Note: Use stream_mode="messages" (not "updates") to get individual token chunks as they arrive. This gives you the finest granularity to reconstruct what was generated.

LangGraph’s time-travel support makes this straightforward. Every update_state call creates a new checkpoint, and you can fork from any checkpoint via checkpoint_id:

async def stream_as_branch(thread_id: str, user_input: str):
    config = {"configurable": {"thread_id": thread_id}}
    partial_chunks = []

    try:
        async for chunk, metadata in graph.astream(
            {"messages": [{"role": "user", "content": user_input}]},
            config,
            stream_mode="messages",
        ):
            partial_chunks.append(chunk)
            yield chunk

    except (asyncio.CancelledError, GeneratorExit):
        if partial_chunks:
            partial_content = "".join(
                c.content for c in partial_chunks if hasattr(c, "content")
            )
            partial_ai_message = AIMessage(content=partial_content)

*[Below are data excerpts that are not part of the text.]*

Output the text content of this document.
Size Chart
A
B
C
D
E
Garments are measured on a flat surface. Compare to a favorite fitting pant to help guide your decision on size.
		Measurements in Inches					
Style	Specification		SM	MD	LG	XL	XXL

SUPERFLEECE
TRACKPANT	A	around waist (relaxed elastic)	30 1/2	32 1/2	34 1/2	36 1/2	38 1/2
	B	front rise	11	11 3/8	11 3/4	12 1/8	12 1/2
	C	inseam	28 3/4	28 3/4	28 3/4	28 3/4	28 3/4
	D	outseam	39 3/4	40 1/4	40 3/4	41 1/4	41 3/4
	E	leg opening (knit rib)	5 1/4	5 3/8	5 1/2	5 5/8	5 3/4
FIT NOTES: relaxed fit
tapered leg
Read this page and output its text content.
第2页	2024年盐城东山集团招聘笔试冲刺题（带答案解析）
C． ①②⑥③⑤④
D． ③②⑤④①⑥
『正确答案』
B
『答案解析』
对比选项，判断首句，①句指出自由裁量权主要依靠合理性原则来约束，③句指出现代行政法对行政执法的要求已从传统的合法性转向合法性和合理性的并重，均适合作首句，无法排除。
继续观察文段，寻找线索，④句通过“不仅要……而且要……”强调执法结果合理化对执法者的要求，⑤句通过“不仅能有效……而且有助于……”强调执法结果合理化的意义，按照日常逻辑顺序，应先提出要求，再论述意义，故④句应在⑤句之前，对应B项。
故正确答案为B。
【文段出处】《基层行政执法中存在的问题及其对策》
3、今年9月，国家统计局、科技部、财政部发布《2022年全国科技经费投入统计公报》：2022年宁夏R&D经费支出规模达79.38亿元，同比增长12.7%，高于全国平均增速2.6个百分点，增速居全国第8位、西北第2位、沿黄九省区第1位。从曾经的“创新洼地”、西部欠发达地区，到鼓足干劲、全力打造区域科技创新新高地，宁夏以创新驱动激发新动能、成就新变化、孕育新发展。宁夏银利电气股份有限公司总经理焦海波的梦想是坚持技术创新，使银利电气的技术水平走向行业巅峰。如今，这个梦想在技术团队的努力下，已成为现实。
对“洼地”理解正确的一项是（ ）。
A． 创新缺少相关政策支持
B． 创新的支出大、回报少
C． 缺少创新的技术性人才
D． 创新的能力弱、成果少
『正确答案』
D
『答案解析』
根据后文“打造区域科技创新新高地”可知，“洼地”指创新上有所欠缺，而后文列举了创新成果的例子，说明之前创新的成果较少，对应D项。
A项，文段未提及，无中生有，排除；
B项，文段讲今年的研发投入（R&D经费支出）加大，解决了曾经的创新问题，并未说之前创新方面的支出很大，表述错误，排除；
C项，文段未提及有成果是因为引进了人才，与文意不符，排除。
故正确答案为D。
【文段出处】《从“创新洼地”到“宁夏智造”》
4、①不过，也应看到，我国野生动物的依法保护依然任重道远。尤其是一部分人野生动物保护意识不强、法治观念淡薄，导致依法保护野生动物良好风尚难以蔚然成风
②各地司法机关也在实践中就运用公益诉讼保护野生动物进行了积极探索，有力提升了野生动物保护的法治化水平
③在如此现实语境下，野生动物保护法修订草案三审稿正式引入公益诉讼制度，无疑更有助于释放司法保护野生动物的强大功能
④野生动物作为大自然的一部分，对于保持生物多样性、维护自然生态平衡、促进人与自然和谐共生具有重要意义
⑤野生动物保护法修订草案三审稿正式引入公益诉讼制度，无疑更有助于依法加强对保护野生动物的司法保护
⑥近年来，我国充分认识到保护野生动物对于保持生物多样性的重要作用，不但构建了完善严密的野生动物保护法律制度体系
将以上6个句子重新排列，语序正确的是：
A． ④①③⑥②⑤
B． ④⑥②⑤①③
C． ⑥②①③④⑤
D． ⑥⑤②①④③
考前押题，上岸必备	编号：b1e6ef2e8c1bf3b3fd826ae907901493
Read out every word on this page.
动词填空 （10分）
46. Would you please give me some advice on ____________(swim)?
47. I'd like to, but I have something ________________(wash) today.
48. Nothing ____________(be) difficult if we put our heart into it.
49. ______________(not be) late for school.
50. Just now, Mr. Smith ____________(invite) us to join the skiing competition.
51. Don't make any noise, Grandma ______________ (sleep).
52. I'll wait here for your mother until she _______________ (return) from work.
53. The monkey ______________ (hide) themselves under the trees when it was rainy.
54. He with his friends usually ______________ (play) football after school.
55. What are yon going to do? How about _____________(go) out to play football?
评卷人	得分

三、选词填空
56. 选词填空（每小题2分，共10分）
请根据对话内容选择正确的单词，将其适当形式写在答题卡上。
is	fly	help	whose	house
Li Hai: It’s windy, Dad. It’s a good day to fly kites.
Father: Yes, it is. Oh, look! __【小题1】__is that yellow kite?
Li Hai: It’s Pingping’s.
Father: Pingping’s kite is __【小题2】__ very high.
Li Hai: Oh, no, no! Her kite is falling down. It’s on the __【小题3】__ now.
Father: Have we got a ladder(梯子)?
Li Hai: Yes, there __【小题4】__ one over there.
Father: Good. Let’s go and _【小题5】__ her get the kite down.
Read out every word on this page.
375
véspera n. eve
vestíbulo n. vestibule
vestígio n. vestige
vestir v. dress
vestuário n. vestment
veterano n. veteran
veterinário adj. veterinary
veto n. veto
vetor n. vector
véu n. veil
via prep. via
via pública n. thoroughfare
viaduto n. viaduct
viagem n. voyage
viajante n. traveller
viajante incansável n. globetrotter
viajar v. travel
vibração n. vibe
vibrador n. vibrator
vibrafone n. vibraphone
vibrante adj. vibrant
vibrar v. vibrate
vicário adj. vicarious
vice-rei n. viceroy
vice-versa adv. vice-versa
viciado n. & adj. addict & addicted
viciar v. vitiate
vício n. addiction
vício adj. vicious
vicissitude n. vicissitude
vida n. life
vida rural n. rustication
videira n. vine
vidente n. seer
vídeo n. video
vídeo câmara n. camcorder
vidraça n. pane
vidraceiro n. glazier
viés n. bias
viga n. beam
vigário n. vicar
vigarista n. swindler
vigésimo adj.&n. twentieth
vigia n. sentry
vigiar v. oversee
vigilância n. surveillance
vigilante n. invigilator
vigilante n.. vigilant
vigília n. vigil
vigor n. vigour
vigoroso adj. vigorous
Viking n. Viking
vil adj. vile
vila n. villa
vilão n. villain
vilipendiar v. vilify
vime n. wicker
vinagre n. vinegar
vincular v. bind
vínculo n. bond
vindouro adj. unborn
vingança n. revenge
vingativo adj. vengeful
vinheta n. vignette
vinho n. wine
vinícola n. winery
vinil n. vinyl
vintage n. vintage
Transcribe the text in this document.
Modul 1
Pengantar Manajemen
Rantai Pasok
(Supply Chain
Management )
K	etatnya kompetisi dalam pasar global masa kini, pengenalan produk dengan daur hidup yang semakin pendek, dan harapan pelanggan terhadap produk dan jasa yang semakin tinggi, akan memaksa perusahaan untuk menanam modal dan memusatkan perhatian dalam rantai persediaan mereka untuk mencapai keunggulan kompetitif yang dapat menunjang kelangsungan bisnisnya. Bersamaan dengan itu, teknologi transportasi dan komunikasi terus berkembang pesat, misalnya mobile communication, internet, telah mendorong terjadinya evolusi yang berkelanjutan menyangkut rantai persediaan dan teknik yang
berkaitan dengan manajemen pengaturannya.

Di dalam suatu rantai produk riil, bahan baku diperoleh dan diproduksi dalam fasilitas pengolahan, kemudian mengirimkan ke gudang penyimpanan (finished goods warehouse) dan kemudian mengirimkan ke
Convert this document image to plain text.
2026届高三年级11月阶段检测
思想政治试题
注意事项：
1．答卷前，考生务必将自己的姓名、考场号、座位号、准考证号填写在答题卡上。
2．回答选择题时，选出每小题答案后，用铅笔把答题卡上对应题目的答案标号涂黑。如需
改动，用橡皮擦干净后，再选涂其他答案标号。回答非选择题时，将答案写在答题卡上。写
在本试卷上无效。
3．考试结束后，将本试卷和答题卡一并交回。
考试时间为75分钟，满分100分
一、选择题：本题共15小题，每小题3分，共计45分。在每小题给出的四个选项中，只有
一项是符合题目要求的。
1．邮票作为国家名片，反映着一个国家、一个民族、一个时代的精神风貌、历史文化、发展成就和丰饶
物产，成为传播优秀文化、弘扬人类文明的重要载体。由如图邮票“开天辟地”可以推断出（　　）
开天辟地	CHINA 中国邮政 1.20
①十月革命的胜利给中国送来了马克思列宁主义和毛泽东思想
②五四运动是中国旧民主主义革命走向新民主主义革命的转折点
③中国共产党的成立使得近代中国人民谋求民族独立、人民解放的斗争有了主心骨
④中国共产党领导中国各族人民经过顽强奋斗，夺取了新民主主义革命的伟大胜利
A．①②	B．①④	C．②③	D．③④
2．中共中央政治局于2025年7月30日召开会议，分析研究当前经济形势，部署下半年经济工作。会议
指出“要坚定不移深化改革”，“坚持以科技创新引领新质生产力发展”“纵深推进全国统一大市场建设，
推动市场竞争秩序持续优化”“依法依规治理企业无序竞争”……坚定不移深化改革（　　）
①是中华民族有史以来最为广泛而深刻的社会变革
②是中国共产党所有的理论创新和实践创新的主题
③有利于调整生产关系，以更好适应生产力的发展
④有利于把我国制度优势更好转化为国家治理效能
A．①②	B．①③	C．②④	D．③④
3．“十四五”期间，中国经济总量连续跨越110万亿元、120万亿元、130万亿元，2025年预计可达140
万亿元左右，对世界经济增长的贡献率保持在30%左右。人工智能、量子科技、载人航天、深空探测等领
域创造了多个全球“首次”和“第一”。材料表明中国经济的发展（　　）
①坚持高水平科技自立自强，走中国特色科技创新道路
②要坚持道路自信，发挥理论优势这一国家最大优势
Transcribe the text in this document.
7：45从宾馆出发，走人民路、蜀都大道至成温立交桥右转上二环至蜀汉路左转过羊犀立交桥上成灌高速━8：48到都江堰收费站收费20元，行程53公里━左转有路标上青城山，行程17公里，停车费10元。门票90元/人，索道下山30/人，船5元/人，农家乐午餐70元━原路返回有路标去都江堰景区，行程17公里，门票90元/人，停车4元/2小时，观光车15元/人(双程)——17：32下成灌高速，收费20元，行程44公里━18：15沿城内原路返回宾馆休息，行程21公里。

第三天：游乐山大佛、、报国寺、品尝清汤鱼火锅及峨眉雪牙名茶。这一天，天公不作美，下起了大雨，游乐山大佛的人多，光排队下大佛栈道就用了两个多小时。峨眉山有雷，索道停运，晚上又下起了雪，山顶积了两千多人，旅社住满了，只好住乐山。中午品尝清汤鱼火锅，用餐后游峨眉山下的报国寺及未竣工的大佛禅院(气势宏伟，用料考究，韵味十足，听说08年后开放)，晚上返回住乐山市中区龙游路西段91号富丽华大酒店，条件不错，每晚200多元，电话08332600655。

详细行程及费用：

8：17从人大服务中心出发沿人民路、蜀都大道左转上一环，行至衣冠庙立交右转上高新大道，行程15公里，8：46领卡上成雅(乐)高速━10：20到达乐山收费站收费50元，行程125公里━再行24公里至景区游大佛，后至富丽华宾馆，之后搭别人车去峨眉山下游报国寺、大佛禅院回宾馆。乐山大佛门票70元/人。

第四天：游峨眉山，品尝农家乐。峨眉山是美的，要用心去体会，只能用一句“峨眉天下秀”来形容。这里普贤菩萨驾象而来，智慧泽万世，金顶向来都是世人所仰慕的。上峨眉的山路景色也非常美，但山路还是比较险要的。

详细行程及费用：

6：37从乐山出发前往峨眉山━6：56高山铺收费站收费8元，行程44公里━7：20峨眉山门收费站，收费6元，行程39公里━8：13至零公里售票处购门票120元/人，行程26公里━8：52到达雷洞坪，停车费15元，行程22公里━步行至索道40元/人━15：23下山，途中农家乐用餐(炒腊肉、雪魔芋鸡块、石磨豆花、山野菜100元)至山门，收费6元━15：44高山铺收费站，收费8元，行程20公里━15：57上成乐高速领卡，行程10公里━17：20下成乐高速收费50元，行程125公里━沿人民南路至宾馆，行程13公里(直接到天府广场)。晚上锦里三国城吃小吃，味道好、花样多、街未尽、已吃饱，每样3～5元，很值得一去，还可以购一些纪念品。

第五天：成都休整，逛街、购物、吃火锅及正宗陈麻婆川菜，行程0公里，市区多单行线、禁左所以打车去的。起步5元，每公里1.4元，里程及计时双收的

            # update_state returns the config of the NEW checkpoint it created
            fork_config = graph.update_state(
                config,
                {"messages": [partial_ai_message]},
                as_node="llm",
            )

            # The fork_config["configurable"]["checkpoint_id"] is the branch point.
            # Store this on the frontend to let the user "continue from here"
            # on a separate branch rather than the main thread.
            fork_checkpoint_id = fork_config["configurable"]["checkpoint_id"]
            print(f"Branch checkpoint: {fork_checkpoint_id}")
            # Return this to the frontend so it can pass checkpoint_id
            # in future requests to continue from this specific branch

To continue from the branch later:

branch_config = {
    "configurable": {
        "thread_id": thread_id,
        "checkpoint_id": fork_checkpoint_id,  # resume from the cancelled point
    }
}
async for chunk, _ in graph.astream(
    {"messages": [{"role": "user", "content": "please continue the story"}]},
    branch_config,
    stream_mode="messages",
):
    ...

Summary

Goal Mechanism
Preserve partial output Accumulate streamed tokens, call update_state on cancel
Resume seamlessly Thread history now includes the partial message
Separate branch Store the checkpoint_id returned by update_state, pass it as checkpoint_id in the next run’s config

The core insight is that LangGraph only commits state at node boundaries, it will never automatically save a half-generated message. You have to catch the cancellation on the backend and write partial state yourself before the cancelled coroutine fully unwinds.


This answer draws on LangGraph’s persistence docs, specifically the super-step checkpoint model and update_state, and langchain-core’s AsyncChatModelStream.aclose which handles the CancelledError path at the LLM layer. The stream_mode="messages" trick is the key to getting per-token granularity without waiting for a full node completion.